A primeira objeção que colocamos contra aqueles que entendem pela legalidade da dispensa, já com uma certa perplexidade, é a de que não existe o tipo trabalhista "se recusar a tomar a vacina", o que se verifica de uma singela leitura do disposto no artigo 482, da CLT (Consolidação das Leis do Trabalho), e de outras leis esparsas. Ademais, os tipos trabalhistas têm natureza de "numerus clausus", eis que regem uma relação contratual assimétrica e tem um ser humano de um dos lados do contrato; portanto, o tipo deve guardar proporcionalidade com as principais cláusulas e regras do contrato, sob pena de se criar o que Marx denominava de mais-valia. Gustav Radbruch já advertia que o contrato de trabalho deveria ser interpretado com a consideração de que em um dos lados tem sempre um ser humano. Ora, se nem mesmo o Poder Judiciário pode atuar como legislador positivo, causaria absoluta perplexidade se isso fosse admitido ao empregador, pessoa privada.

A segunda objeção que trazemos, com o mesmo grau de perplexidade, está no fato de que o argumento singelo de que o direito do conjunto dos empregados deve prevalecer sobre o direito individual do empregado, que os coloca em risco ao não tomar a vacina, não tem o menor fundamento em direito como argumentação jurídica.

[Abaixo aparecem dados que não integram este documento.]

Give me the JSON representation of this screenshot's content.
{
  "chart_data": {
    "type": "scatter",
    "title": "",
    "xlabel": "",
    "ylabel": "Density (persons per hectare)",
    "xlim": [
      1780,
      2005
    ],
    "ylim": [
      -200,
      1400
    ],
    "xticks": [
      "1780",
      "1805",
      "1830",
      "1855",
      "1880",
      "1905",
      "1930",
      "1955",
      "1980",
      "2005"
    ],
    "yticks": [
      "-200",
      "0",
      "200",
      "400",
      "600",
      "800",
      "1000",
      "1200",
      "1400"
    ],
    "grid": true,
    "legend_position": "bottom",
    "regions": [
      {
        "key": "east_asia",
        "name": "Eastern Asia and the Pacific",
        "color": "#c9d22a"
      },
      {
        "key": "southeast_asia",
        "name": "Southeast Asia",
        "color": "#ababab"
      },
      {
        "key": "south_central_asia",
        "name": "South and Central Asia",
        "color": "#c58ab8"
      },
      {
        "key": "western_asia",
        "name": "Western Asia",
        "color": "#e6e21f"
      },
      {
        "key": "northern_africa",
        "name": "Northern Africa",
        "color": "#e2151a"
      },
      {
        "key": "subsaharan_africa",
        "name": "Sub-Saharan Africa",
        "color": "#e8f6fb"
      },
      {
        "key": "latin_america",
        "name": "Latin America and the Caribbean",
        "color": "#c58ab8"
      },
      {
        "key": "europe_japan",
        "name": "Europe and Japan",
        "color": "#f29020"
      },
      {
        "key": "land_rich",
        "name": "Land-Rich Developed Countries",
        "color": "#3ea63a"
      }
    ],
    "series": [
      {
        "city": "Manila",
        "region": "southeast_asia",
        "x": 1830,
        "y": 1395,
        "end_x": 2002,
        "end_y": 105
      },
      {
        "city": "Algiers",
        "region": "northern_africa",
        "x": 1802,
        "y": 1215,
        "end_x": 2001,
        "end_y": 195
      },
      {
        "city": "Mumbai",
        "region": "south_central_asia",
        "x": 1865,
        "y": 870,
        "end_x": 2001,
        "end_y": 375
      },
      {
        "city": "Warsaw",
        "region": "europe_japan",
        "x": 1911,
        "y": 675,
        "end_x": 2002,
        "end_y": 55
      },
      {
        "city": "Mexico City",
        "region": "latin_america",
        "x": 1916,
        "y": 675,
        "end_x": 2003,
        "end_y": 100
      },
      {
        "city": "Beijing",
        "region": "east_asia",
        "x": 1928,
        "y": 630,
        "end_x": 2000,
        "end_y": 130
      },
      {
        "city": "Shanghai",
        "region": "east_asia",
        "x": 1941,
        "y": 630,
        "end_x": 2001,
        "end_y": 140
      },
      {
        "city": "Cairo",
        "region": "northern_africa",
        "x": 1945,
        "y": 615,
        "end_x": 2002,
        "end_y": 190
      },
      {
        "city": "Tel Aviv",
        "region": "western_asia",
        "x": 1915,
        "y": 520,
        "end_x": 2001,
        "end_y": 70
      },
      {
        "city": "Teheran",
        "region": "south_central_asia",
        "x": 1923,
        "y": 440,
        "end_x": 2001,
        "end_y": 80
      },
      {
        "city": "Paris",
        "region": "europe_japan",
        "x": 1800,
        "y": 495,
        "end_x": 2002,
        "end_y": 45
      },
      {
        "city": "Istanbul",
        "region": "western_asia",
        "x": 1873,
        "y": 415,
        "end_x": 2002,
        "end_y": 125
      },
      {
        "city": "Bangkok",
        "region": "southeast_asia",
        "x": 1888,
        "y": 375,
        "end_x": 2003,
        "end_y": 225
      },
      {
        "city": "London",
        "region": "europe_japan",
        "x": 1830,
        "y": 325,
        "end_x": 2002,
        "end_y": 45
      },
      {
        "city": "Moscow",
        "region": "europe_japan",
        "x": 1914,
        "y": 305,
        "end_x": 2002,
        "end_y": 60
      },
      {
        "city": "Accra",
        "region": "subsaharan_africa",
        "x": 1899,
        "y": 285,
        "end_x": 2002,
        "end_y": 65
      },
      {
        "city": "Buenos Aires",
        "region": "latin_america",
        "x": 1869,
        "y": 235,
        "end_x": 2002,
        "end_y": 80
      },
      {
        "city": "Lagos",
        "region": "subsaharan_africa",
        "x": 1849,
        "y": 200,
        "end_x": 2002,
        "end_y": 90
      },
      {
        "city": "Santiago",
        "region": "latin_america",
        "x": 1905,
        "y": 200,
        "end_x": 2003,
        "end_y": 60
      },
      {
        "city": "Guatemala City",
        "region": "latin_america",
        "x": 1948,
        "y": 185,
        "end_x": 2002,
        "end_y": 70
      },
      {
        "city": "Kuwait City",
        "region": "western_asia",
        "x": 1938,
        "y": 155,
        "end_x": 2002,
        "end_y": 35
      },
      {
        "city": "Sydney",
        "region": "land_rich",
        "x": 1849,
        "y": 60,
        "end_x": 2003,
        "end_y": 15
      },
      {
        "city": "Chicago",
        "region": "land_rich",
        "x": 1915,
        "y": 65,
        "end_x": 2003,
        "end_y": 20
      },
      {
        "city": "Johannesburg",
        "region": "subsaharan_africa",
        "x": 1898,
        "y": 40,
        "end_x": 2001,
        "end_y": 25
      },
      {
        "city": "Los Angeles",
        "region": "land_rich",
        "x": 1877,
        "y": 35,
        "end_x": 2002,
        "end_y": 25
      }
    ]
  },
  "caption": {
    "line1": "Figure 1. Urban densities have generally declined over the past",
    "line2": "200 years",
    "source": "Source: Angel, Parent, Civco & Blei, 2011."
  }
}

A terceira objeção se refere ao direito fundamental do empregado em não se submeter a qualquer tipo de intervenção médica ou que para tanto tenha que disponibilizar seu próprio corpo. Não querer se submeter à vacinação é um imperativo de consciência da convicção político-filosófica do empregado, direito fundamental resguardado pelo art. 5°, VIII, da Constituição Federal. Sendo um direito fundamental da pessoa o de não tomar a vacina, se este ato colocar efetivamente em risco pessoas em seu entorno, compete ao Estado criar mecanismos para a proteção das mesmas.

E assim o é, posto que a dignidade humana se sustenta no tripé: direito à vida e integridade física; de desenvolvimento pleno do direito de personalidade ou cláusula geral de liberdade; e de autodeterminação privada. Se em tema de direito público as intervenções justificadas somente se fazem com ponderação no interesse público, por certo que no âmbito privado o núcleo da autodeterminação é cláusula de pedra.

Ao perder o empregado o emprego por querer se valer de um direito constitucional, a dispensa se reveste de inocultável ilegalidade e inconstitucionalidade, como se estivéssemos em um estado de sítio, com medidas tomadas fora do admitido pela Carta de 1988.